¹ Department of Microbiology, Molecular Biology, and Biochemistry, University of Idaho, Moscow, ID 83844-3052, USA
² Department of Statistics, University of Idaho, Moscow, ID 83844-3052, USA

Correspondence
Scott A. Minnich
sminnich{at}uidaho.edu

This study analysed the effect of priming the innate immune system using synthetic lipid A mimetics in a Yersinia pestis murine pulmonary infection model. Two aminoalkyl glucosaminide 4-phosphate (AGP) Toll-like receptor 4 (TLR4) ligands, delivered intranasally, extended time to death or protected against a lethal Y. pestis CO92 challenge.

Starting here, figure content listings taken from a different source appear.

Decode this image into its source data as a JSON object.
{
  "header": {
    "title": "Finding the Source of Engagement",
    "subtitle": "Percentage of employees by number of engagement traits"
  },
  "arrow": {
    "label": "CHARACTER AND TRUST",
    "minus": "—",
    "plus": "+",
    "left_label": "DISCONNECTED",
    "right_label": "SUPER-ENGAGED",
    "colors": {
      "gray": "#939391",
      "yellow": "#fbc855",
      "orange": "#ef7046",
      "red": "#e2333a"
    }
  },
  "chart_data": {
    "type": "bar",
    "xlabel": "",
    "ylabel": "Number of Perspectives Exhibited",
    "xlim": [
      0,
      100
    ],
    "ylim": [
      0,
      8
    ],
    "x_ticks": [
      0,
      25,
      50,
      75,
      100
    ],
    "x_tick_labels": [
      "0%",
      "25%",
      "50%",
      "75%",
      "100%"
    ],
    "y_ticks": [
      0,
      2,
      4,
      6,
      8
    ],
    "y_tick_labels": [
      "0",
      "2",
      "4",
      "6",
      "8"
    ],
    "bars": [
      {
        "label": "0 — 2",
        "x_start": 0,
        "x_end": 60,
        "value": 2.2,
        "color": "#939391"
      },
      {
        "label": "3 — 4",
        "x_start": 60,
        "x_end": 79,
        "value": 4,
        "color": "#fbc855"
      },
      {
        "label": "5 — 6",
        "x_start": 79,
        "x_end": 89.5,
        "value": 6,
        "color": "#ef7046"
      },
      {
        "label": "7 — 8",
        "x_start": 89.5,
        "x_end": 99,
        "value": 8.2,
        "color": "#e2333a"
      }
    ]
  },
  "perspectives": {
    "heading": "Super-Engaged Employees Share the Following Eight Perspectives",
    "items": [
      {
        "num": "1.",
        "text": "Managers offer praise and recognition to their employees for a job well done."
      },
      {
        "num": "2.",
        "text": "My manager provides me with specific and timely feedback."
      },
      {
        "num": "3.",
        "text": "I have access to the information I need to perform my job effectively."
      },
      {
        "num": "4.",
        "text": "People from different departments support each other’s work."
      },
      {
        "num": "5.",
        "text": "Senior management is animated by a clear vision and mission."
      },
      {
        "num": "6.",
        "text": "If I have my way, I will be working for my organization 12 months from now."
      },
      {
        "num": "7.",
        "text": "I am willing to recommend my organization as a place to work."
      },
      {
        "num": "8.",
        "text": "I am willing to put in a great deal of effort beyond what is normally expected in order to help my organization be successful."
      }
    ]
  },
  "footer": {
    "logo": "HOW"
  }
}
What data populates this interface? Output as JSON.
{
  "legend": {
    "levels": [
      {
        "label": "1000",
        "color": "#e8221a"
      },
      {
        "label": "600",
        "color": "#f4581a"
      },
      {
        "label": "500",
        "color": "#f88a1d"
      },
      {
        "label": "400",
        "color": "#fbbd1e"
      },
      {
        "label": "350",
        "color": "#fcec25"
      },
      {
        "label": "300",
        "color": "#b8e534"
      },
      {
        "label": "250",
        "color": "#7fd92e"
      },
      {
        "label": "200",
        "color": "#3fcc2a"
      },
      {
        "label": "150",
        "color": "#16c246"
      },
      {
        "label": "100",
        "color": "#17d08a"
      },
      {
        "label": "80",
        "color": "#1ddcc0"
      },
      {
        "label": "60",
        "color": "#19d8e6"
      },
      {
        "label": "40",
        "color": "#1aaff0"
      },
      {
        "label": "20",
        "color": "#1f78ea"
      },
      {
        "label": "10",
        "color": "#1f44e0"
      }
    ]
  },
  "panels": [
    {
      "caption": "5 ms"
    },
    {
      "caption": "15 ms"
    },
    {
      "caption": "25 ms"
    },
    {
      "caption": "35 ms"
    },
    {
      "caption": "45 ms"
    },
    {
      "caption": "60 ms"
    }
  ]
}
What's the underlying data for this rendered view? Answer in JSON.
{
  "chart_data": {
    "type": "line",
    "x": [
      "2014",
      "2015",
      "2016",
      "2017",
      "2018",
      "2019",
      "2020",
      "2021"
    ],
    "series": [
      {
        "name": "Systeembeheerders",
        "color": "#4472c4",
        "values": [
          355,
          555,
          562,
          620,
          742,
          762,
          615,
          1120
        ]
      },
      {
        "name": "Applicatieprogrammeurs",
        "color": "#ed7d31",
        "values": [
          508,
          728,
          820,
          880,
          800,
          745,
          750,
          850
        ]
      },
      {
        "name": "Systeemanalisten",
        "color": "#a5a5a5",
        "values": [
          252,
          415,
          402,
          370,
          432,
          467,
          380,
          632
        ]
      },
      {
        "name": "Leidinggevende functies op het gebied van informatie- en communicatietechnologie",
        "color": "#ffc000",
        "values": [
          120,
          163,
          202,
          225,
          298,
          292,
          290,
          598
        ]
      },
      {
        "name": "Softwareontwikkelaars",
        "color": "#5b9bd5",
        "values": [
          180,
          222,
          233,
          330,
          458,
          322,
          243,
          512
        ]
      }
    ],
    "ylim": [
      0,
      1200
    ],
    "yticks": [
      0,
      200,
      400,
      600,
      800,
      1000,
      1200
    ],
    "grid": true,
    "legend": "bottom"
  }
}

The level of protection was dependent upon the challenge dose of Y. pestis and the timing of AGP therapy. Protection correlated with cytokine induction and a decreased bacterial burden in lung tissue. AGP protection was TLR4-dependent and was not evidenced in transgenic TLR4-deficient mice. AGP therapy augmented with subtherapeutic doses of gentamicin produced dramatically enhanced survival. Combined, these results indicated that AGPs may be useful in protection of immunologically naive individuals against plague and potentially other infectious agents, and that AGP therapy may be used synergistically with other therapies.